The ATF Operators Association (ATFOA) has accused the DVSA of “making up the rules as they go along” , after the agency confirmed changes to annual vehicle test times the association fears will have a dramatic impact on authorised testing facilities’ (ATF) revenues.

In its latest ATF Bulletin, published on 24 June, the DVSA confirmed changes from 1 July to the test guide times for a number of CVs, including a five-minute extension to the allocation for 3-axle trailers from 25 to 30 minutes, and cuts of up to 20 minutes in the tests for public service vehicles (PSVs). No changes are being brought in for other trailers or trucks.

The DVSA said the decision was based on the findings of “a thorough, independently verified re-timing exercise” , adding: “Nearly 80% of tests are now carried out at ATFs and, with the cessation of testing at DVSA sites continuing, we needed to be sure the average test guide times remained fair and reasonable.”

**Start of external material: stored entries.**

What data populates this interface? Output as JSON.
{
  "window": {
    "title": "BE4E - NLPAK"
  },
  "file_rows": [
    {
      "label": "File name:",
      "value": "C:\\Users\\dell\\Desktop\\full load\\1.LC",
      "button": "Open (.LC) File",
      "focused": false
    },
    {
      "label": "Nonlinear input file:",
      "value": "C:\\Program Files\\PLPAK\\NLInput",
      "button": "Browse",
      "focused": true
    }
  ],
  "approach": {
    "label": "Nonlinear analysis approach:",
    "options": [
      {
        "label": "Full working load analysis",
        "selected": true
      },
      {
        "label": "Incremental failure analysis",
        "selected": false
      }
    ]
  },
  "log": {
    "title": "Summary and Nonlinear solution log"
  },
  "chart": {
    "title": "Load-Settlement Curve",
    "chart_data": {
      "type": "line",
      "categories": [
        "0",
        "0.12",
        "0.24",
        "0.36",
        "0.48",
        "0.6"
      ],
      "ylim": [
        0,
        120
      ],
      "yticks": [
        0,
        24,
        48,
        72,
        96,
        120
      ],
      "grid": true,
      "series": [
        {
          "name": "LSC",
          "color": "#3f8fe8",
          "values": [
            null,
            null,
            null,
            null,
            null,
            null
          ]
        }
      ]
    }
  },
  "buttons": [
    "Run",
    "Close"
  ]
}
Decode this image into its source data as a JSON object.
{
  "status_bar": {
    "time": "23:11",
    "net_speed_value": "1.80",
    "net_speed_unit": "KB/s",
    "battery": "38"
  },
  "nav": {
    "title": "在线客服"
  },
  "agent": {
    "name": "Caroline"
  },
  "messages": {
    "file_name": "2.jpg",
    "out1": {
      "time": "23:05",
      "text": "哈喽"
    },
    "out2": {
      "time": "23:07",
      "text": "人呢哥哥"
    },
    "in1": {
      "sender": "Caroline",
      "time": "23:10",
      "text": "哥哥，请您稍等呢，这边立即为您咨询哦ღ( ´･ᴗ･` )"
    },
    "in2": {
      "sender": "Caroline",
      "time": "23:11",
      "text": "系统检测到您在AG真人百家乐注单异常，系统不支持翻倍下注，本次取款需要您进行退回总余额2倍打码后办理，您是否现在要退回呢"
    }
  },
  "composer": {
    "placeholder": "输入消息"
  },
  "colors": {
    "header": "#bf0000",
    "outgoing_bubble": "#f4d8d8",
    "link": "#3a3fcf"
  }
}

However, ATFOA president Stephen Smith – who is also MD of ATF operator Boleyn Recovery and Fleet Services – said the change would reduce the number of trailer tests completed in the 420-minute working day DVSA testing staff give ATFs and could wipe Ј20,000-Ј30,000 off an ATF’s annual income, depending on how many trailers they tested.

“It’s just reducing our output,” said Smith. “The rules appear to be just made up by the DVSA as they go along without consulting their partners.”

The changes could also force ATFs to cancel some bookings based on the previous time allocations, he pointed out.
“It could be awkward,” said Smith. “We’re taking bookings nine months or a year in advance, so this problem will probably carry on to June or July next year.”

Smith, who says the new test times were first revealed just a few weeks ago in the latest round of ATF forums, wrote to the DVSA on 6 June asking for an urgent meeting, but has received no response to date.

A DVSA spokesman said: “DVSA provides average test times as a guide to help ATFs schedule their testing, so it is important these are as accurate as possible.

“The agency conducted a thorough study to review average test times and the results have been independently verified.”